Creating and analyzing Heap Dumps is a standard for analyzing memory issues with JVM based programs. To do this, you have to:
-
create the Heap Dump (duh!)
-
move the data to your computer
-
actually analyze the data
Each of these steps has it's own challenges though the first two seem trivial at first sight.
Creating the Heap Dump
The main challenge in Heap Dump creation I faced in today's production environments is that only essential software is installed in order to keep containers and the potential attack surface small. So likely there is only a JVM which is enough to run the program but not enough to get a Heap Dump. Through the recommendation of a colleague I became aware of jattach. It describes itself as:
All-in-one jmap + jstack + jcmd + jinfo functionality in a single tiny program.
So with:
jattach <PID-OF-JVM-PROCESS> dumpheap <PATH_TO_YOUR_HEAPDUMP>
a Heap Dump is created. And this ~ 24 KB standalone binary should fit in any environment.
Moving the data
Depending on the heap size of the program there is now quite a lot of data to move. This can be quite annoying and slow with scp. One obvious workaround in cloud environments is to upload the data to the object storage of your cloud provider and download it from there to your local machine. The only obstacle should be lacking authorization to do so. That means changing the IAM policies concerning your machine/pod to upload and changing it back afterwards, which is quite cumbersome for a one time need.
Luckily S3 has a feature called presigned URLs: You can use this to generate a one-off URL, which allow to upload the data to S3 without the hassle of changing IAM policies.
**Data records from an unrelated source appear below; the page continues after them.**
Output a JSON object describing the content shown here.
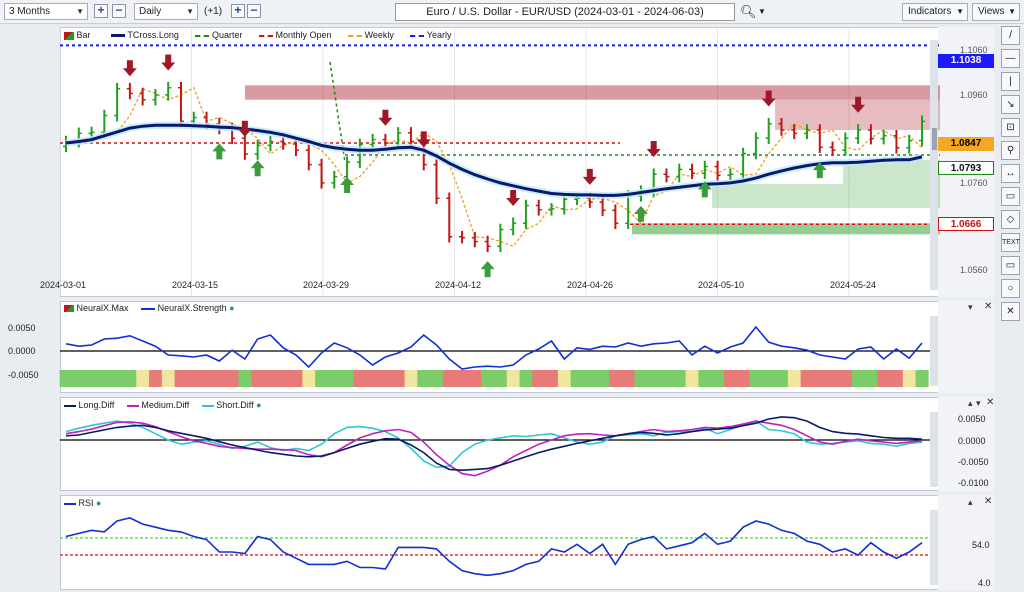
{
  "toolbar": {
    "period": "3 Months",
    "interval": "Daily",
    "offset": "(+1)",
    "title": "Euro / U.S. Dollar - EUR/USD (2024-03-01 - 2024-06-03)",
    "indicators_label": "Indicators",
    "views_label": "Views"
  },
  "legend": {
    "bar": "Bar",
    "tcross": "TCross.Long",
    "quarter": "Quarter",
    "monthly": "Monthly Open",
    "weekly": "Weekly",
    "yearly": "Yearly",
    "neuralx_max": "NeuralX.Max",
    "neuralx_strength": "NeuralX.Strength",
    "long_diff": "Long.Diff",
    "medium_diff": "Medium.Diff",
    "short_diff": "Short.Diff",
    "rsi": "RSI"
  },
  "price_axis": [
    "1.1060",
    "1.0960",
    "1.0760",
    "1.0560"
  ],
  "price_labels": {
    "yearly": "1.1038",
    "weekly": "1.0847",
    "tcross": "1.0793",
    "monthly": "1.0666"
  },
  "neural_axis": [
    "0.0050",
    "0.0000",
    "-0.0050"
  ],
  "diff_axis": [
    "0.0050",
    "0.0000",
    "-0.0050",
    "-0.0100"
  ],
  "rsi_axis": [
    "54.0",
    "4.0"
  ],
  "date_ticks": [
    "2024-03-01",
    "2024-03-15",
    "2024-03-29",
    "2024-04-12",
    "2024-04-26",
    "2024-05-10",
    "2024-05-24"
  ],
  "sidebar": [
    "/",
    "—",
    "|",
    "↘",
    "⊡",
    "⚲",
    "↔",
    "▭",
    "◇",
    "TEXT",
    "▭",
    "○",
    "✕"
  ],
  "colors": {
    "yearly": "#1a1aff",
    "monthly": "#d01010",
    "quarter": "#1a8a1a",
    "weekly": "#f0a020",
    "tcross": "#0a1a6a",
    "up_bar": "#1fa01f",
    "down_bar": "#c01818"
  },
  "chart_data": {
    "type": "bar",
    "title": "Euro / U.S. Dollar - EUR/USD (2024-03-01 - 2024-06-03)",
    "ylim": [
      1.055,
      1.107
    ],
    "closes": [
      1.0838,
      1.0855,
      1.0857,
      1.0892,
      1.0948,
      1.0938,
      1.0925,
      1.0935,
      1.095,
      1.088,
      1.0888,
      1.0875,
      1.0865,
      1.0845,
      1.0812,
      1.083,
      1.0838,
      1.0833,
      1.082,
      1.079,
      1.0752,
      1.0765,
      1.0795,
      1.0832,
      1.0842,
      1.0835,
      1.0856,
      1.0838,
      1.079,
      1.072,
      1.064,
      1.0638,
      1.063,
      1.062,
      1.0655,
      1.0668,
      1.0705,
      1.0696,
      1.0698,
      1.0718,
      1.072,
      1.0712,
      1.0695,
      1.0668,
      1.0725,
      1.0735,
      1.077,
      1.0765,
      1.078,
      1.0772,
      1.0786,
      1.0768,
      1.077,
      1.0813,
      1.0845,
      1.0875,
      1.0862,
      1.0855,
      1.0862,
      1.0826,
      1.082,
      1.0845,
      1.0862,
      1.0844,
      1.085,
      1.0825,
      1.084,
      1.088
    ],
    "tcross_long": [
      1.0835,
      1.0838,
      1.0842,
      1.085,
      1.0858,
      1.0866,
      1.087,
      1.0872,
      1.0872,
      1.0872,
      1.0871,
      1.087,
      1.0868,
      1.0867,
      1.0864,
      1.0861,
      1.0857,
      1.0852,
      1.0845,
      1.0838,
      1.083,
      1.0825,
      1.0822,
      1.082,
      1.082,
      1.0822,
      1.0825,
      1.0826,
      1.082,
      1.0808,
      1.0793,
      1.078,
      1.0769,
      1.076,
      1.0752,
      1.0746,
      1.074,
      1.0735,
      1.073,
      1.0728,
      1.0727,
      1.0727,
      1.0726,
      1.0726,
      1.0728,
      1.0732,
      1.0736,
      1.074,
      1.0743,
      1.0746,
      1.0749,
      1.075,
      1.0752,
      1.0756,
      1.0762,
      1.077,
      1.0777,
      1.0783,
      1.0788,
      1.0792,
      1.0794,
      1.0794,
      1.0795,
      1.0797,
      1.0799,
      1.08,
      1.08,
      1.0806
    ],
    "yearly": 1.1038,
    "monthly_open": 1.0666,
    "weekly": 1.0847,
    "tcross_current": 1.0793,
    "neuralx_strength": [
      0.0018,
      0.0012,
      0.0015,
      0.003,
      0.0032,
      0.0038,
      0.0025,
      0.0012,
      -0.001,
      -0.0012,
      -0.0015,
      -0.001,
      -0.0025,
      0.0002,
      -0.002,
      0.003,
      0.004,
      0.0008,
      -0.001,
      -0.004,
      -0.0005,
      0.002,
      0.0008,
      -0.001,
      -0.0035,
      -0.0015,
      -0.0005,
      0.001,
      0.004,
      0.0015,
      -0.002,
      -0.0045,
      -0.004,
      -0.0038,
      -0.004,
      -0.0035,
      -0.001,
      0.0005,
      0.0025,
      -0.002,
      0.0008,
      0.0004,
      0.0012,
      0.001,
      0.002,
      0.0012,
      0.0018,
      0.002,
      0.0025,
      -0.001,
      0.0012,
      -0.0005,
      0.001,
      0.002,
      0.006,
      0.0022,
      0.0012,
      0.0008,
      0.0002,
      -0.001,
      -0.0015,
      -0.002,
      0.0005,
      0.001,
      -0.002,
      0.0005,
      -0.0018,
      0.002
    ],
    "diff_long": [
      0.001,
      0.0012,
      0.0018,
      0.0024,
      0.003,
      0.0033,
      0.0035,
      0.003,
      0.0022,
      0.0016,
      0.001,
      0.0004,
      -0.0004,
      -0.0012,
      -0.0018,
      -0.0024,
      -0.003,
      -0.0034,
      -0.0038,
      -0.004,
      -0.0038,
      -0.003,
      -0.002,
      -0.001,
      -0.0003,
      0.0003,
      0.0002,
      -0.0012,
      -0.003,
      -0.0055,
      -0.007,
      -0.0072,
      -0.007,
      -0.0068,
      -0.006,
      -0.005,
      -0.004,
      -0.003,
      -0.0022,
      -0.0015,
      -0.0008,
      -0.0002,
      0.0004,
      0.001,
      0.0015,
      0.0018,
      0.0016,
      0.0012,
      0.0015,
      0.002,
      0.0024,
      0.0026,
      0.0028,
      0.0034,
      0.004,
      0.005,
      0.0055,
      0.0053,
      0.0045,
      0.003,
      0.002,
      0.0016,
      0.0014,
      0.001,
      0.0006,
      0.0004,
      0.0004,
      0.0002
    ],
    "diff_medium": [
      0.0015,
      0.002,
      0.0026,
      0.0034,
      0.0042,
      0.0043,
      0.004,
      0.0032,
      0.002,
      0.0008,
      -0.0002,
      -0.0008,
      -0.0015,
      -0.0018,
      -0.002,
      -0.0022,
      -0.0022,
      -0.0023,
      -0.0025,
      -0.0035,
      -0.004,
      -0.003,
      -0.0012,
      0.0005,
      0.0015,
      0.0022,
      0.0025,
      0.0018,
      -0.0005,
      -0.0035,
      -0.006,
      -0.008,
      -0.0085,
      -0.0074,
      -0.006,
      -0.004,
      -0.0025,
      -0.001,
      0.0,
      0.001,
      0.0014,
      0.0015,
      0.0012,
      0.001,
      0.0015,
      0.002,
      0.0025,
      0.002,
      0.0022,
      0.0025,
      0.003,
      0.0028,
      0.0032,
      0.0038,
      0.0045,
      0.004,
      0.0035,
      0.0025,
      0.001,
      -0.0005,
      -0.001,
      -0.0003,
      0.0002,
      -0.0002,
      -0.0005,
      -0.0008,
      -0.0005,
      -0.0002
    ],
    "diff_short": [
      0.002,
      0.0028,
      0.0035,
      0.004,
      0.0045,
      0.004,
      0.003,
      0.0015,
      0.0,
      -0.001,
      -0.0005,
      -0.0002,
      -0.001,
      -0.002,
      -0.0015,
      -0.0005,
      -0.0018,
      -0.0025,
      -0.002,
      -0.0025,
      -0.001,
      0.0015,
      0.003,
      0.0032,
      0.0028,
      0.002,
      0.0005,
      -0.002,
      -0.005,
      -0.0065,
      -0.0062,
      -0.003,
      -0.001,
      0.0,
      0.0005,
      0.001,
      0.0008,
      0.0012,
      0.0015,
      0.0005,
      -0.0005,
      -0.001,
      -0.0005,
      0.001,
      0.0012,
      0.0015,
      0.001,
      0.0018,
      0.002,
      0.002,
      0.0028,
      0.0015,
      0.0025,
      0.0035,
      0.0045,
      0.0025,
      0.0022,
      0.0015,
      -0.0005,
      -0.001,
      -0.0008,
      -0.0005,
      -0.0002,
      -0.0008,
      -0.001,
      -0.0015,
      -0.0008,
      -0.0005
    ],
    "rsi": [
      60,
      62,
      64,
      63,
      70,
      72,
      68,
      66,
      64,
      63,
      60,
      58,
      50,
      50,
      49,
      60,
      58,
      50,
      46,
      42,
      42,
      42,
      44,
      40,
      40,
      39,
      53,
      53,
      53,
      52,
      44,
      38,
      36,
      35,
      36,
      38,
      42,
      44,
      52,
      50,
      55,
      49,
      55,
      42,
      55,
      58,
      60,
      52,
      54,
      56,
      62,
      55,
      57,
      66,
      70,
      68,
      64,
      62,
      57,
      55,
      50,
      52,
      48,
      56,
      50,
      46,
      50,
      56
    ],
    "neuralx_state_colors": [
      "g",
      "g",
      "g",
      "g",
      "g",
      "g",
      "y",
      "r",
      "y",
      "r",
      "r",
      "r",
      "r",
      "r",
      "g",
      "r",
      "r",
      "r",
      "r",
      "y",
      "g",
      "g",
      "g",
      "r",
      "r",
      "r",
      "r",
      "y",
      "g",
      "g",
      "r",
      "r",
      "r",
      "g",
      "g",
      "y",
      "g",
      "r",
      "r",
      "y",
      "g",
      "g",
      "g",
      "r",
      "r",
      "g",
      "g",
      "g",
      "g",
      "y",
      "g",
      "g",
      "r",
      "r",
      "g",
      "g",
      "g",
      "y",
      "r",
      "r",
      "r",
      "r",
      "g",
      "g",
      "r",
      "r",
      "y",
      "g"
    ]
  }
}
This useful feature is not fully supported by the AWS CLI yet: There is only support for creating URLs to share data in S3. I wrote a little utility to create URLs for upload. Like jattach it is a single binary without dependencies.
Analysis
In all cases I came across the reason for the memory issue was quite apparent when looking at the data in the Heap Dump: Whatever fills up most of the Heap tends to be the root cause of the problem. There are quite a lot of programs for analyzing Heap Dumps: MAT worked well for me and is free to use. But it seems that YourKit still is the gold standard in that domain.